Después de visualizar una parte de la historia del mundo con el color incorporado que les da nueva vida, gracias a este libro precioso, vuelvo a mi caja de sueños, que contiene centenares de negativos para repasar una vida llena de blanco y negro en mi infancia y de un inmenso color después, fundamentalmente porque nunca quise ser ciego al color, como pasaba a los habitantes de las dos islas de la Micronesia, Pingelap y Pohnpei, que nos dio a conocer Oliver Sacks en un libro precioso, La isla de los ciegos al color (2). La vida es algo más que el blanco y negro, que los grises, porque el cerebro está preparado para interpretar todos los matices cromáticos de la vida sin dejar ninguno atrás, la vida de cada una, de cada uno, que es lo más parecido a veces a una fotografía o película en blanco y negro, con la acromatopsia ética que corresponda (3), recuperando esos momentos que tanto nos reconfortan y que nos devuelven felicidad. Hasta que un día revelamos los negativos de nuestra vida, guardados con esmero en una caja de sueños, devolviéndoles la vida real que contienen en su discreto encanto del color o del blanco y negro, según la luz del momento, sabiendo que a veces, en nuestra persona de secreto, tienen el tiempo dentro y con un color especial.
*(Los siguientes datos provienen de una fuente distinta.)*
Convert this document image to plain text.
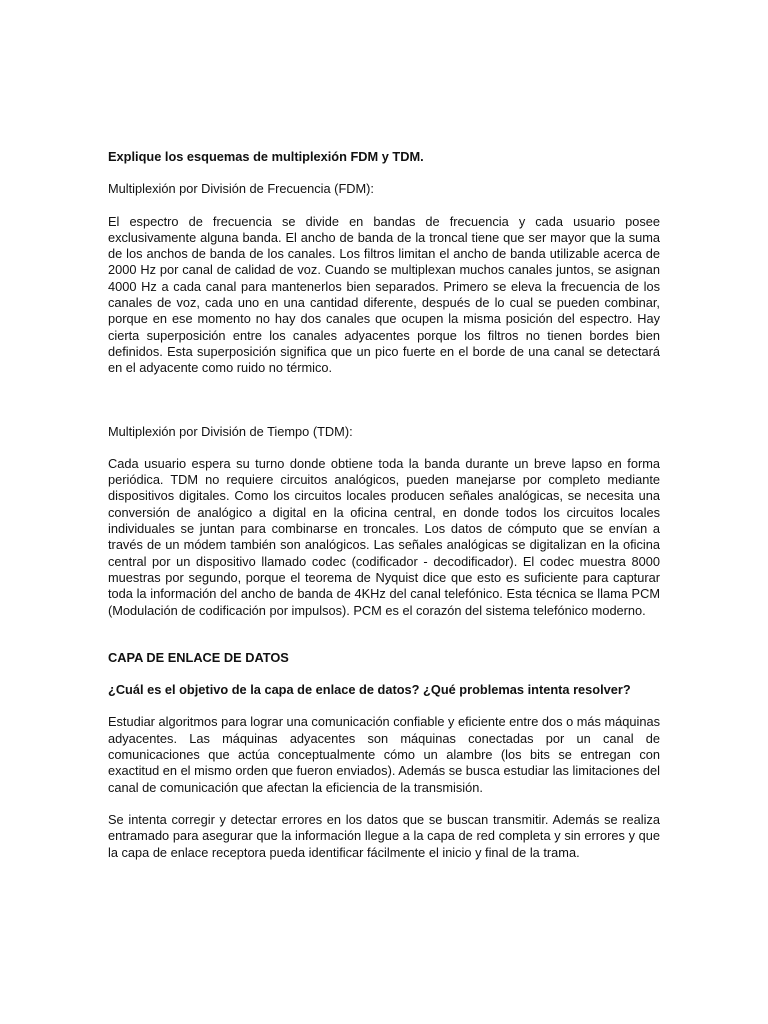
Explique los esquemas de multiplexión FDM y TDM.

Multiplexión por División de Frecuencia (FDM):

El espectro de frecuencia se divide en bandas de frecuencia y cada usuario posee exclusivamente alguna banda. El ancho de banda de la troncal tiene que ser mayor que la suma de los anchos de banda de los canales. Los filtros limitan el ancho de banda utilizable acerca de 2000 Hz por canal de calidad de voz. Cuando se multiplexan muchos canales juntos, se asignan 4000 Hz a cada canal para mantenerlos bien separados. Primero se eleva la frecuencia de los canales de voz, cada uno en una cantidad diferente, después de lo cual se pueden combinar, porque en ese momento no hay dos canales que ocupen la misma posición del espectro. Hay cierta superposición entre los canales adyacentes porque los filtros no tienen bordes bien definidos. Esta superposición significa que un pico fuerte en el borde de una canal se detectará en el adyacente como ruido no térmico.

Multiplexión por División de Tiempo (TDM):

Cada usuario espera su turno donde obtiene toda la banda durante un breve lapso en forma periódica. TDM no requiere circuitos analógicos, pueden manejarse por completo mediante dispositivos digitales. Como los circuitos locales producen señales analógicas, se necesita una conversión de analógico a digital en la oficina central, en donde todos los circuitos locales individuales se juntan para combinarse en troncales. Los datos de cómputo que se envían a través de un módem también son analógicos. Las señales analógicas se digitalizan en la oficina central por un dispositivo llamado codec (codificador - decodificador). El codec muestra 8000 muestras por segundo, porque el teorema de Nyquist dice que esto es suficiente para capturar toda la información del ancho de banda de 4KHz del canal telefónico. Esta técnica se llama PCM (Modulación de codificación por impulsos). PCM es el corazón del sistema telefónico moderno.

CAPA DE ENLACE DE DATOS

¿Cuál es el objetivo de la capa de enlace de datos? ¿Qué problemas intenta resolver?

Estudiar algoritmos para lograr una comunicación confiable y eficiente entre dos o más máquinas adyacentes. Las máquinas adyacentes son máquinas conectadas por un canal de comunicaciones que actúa conceptualmente cómo un alambre (los bits se entregan con exactitud en el mismo orden que fueron enviados). Además se busca estudiar las limitaciones del canal de comunicación que afectan la eficiencia de la transmisión.

Se intenta corregir y detectar errores en los datos que se buscan transmitir. Además se realiza entramado para asegurar que la información llegue a la capa de red completa y sin errores y que la capa de enlace receptora pueda identificar fácilmente el inicio y final de la trama.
(1) Brainard, Joe (2009). Me acuerdo. Madrid: Sexto piso.

(3) Sacks, Oliver (1999). La isla de los ciegos al color. Barcelona: Anagrama, p. 22.
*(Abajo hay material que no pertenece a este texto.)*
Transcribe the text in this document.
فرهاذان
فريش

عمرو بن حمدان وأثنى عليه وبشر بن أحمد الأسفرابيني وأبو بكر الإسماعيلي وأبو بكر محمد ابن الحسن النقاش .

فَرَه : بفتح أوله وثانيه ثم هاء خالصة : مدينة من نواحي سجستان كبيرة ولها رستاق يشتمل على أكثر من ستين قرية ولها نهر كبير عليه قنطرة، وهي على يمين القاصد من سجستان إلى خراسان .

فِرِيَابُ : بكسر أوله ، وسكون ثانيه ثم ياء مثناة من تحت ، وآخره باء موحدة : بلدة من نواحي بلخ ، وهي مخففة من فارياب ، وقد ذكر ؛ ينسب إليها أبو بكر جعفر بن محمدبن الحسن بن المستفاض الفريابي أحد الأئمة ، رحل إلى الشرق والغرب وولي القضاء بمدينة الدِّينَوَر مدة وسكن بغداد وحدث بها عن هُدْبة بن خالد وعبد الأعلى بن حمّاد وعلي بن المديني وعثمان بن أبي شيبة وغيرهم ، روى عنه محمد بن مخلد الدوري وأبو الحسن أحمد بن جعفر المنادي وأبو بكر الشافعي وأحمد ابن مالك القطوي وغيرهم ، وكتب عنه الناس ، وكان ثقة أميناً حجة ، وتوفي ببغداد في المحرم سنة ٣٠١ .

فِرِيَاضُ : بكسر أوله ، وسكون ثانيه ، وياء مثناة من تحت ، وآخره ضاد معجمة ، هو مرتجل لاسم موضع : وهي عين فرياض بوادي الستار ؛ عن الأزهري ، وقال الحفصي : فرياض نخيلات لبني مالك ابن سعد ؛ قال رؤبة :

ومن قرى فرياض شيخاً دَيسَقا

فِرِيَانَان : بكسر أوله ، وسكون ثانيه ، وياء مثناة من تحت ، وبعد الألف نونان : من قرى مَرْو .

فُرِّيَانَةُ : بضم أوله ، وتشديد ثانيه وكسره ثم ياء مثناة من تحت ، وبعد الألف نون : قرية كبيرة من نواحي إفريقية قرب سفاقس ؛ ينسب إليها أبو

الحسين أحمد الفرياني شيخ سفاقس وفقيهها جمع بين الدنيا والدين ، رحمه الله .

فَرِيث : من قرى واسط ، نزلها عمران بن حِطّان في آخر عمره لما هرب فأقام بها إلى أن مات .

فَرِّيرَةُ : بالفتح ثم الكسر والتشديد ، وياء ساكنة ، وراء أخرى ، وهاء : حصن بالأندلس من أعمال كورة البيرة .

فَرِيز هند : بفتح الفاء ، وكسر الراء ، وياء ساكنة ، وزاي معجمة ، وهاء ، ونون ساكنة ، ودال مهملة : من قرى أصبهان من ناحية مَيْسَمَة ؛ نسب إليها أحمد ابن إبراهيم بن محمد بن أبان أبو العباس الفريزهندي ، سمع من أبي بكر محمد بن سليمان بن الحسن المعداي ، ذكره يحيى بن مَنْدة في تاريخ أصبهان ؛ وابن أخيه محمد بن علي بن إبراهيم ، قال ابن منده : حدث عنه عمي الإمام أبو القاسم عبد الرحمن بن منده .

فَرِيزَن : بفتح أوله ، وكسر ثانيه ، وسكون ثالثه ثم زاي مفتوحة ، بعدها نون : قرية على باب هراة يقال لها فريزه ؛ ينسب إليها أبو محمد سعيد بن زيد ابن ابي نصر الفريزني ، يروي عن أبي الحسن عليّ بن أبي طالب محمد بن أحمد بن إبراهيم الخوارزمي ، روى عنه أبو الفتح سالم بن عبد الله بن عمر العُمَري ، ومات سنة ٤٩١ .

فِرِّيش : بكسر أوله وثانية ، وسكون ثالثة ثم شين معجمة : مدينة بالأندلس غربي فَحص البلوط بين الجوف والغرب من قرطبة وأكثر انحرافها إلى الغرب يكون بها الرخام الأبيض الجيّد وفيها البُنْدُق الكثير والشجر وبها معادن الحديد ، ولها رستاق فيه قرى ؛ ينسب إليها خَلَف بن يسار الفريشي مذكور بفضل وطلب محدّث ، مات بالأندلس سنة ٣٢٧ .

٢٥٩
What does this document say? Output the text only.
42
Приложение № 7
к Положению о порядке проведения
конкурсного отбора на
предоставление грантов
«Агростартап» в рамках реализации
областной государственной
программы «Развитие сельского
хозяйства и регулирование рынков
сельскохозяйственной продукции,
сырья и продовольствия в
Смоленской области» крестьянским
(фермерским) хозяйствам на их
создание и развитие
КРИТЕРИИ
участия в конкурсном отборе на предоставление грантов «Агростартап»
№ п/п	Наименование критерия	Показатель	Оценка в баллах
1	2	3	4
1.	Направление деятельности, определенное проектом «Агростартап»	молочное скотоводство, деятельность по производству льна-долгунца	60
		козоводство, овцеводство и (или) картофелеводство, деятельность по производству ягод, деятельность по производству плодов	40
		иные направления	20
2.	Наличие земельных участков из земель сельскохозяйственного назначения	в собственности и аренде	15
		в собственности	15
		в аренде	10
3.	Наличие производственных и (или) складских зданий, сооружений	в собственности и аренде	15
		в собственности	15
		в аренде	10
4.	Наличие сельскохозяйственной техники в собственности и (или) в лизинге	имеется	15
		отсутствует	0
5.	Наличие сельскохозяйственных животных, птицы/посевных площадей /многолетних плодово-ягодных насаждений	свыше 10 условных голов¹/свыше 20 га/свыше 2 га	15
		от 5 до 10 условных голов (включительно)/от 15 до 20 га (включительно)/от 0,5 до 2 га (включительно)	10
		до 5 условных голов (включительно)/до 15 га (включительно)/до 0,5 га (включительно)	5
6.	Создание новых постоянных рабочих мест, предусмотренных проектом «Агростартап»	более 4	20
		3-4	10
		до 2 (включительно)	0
(2) Acromatopsia: ceguera del color, enfermedad que no permite agregar a la óptica de la vida el color. Todo se ve siempre de color gris. Para comprender bien los efectos de esta enfermedad, recomiendo la lectura de un libro de Oliver Sacks ya citado, excelente, que tengo entre mis preferidos: La isla de los ciegos al color. Ante una realidad tan sugerente, recuperaré la lectura que en su momento me sobrecogió tanto y la seguiré proyectando en este cuaderno que registra ya tantas islas desconocidas: “experimentos de la naturaleza, lugares benditos y malditos por su singularidad geográfica, que albergan formas de vida únicas”, en frase del propio Sacks.

CLÁUSULA ÉTICA DE DIVULGACIÓN: José Antonio Cobeña Fernández no trabaja en la actualidad para empresas u organizaciones religiosas, políticas, gubernamentales o no gubernamentales, que puedan beneficiarse de este artículo, no las asesora, no posee acciones en ellas ni recibe financiación o prebenda alguna de ellas. Tampoco declara otras vinculaciones relevantes aparte de su situación actual de persona jubilada.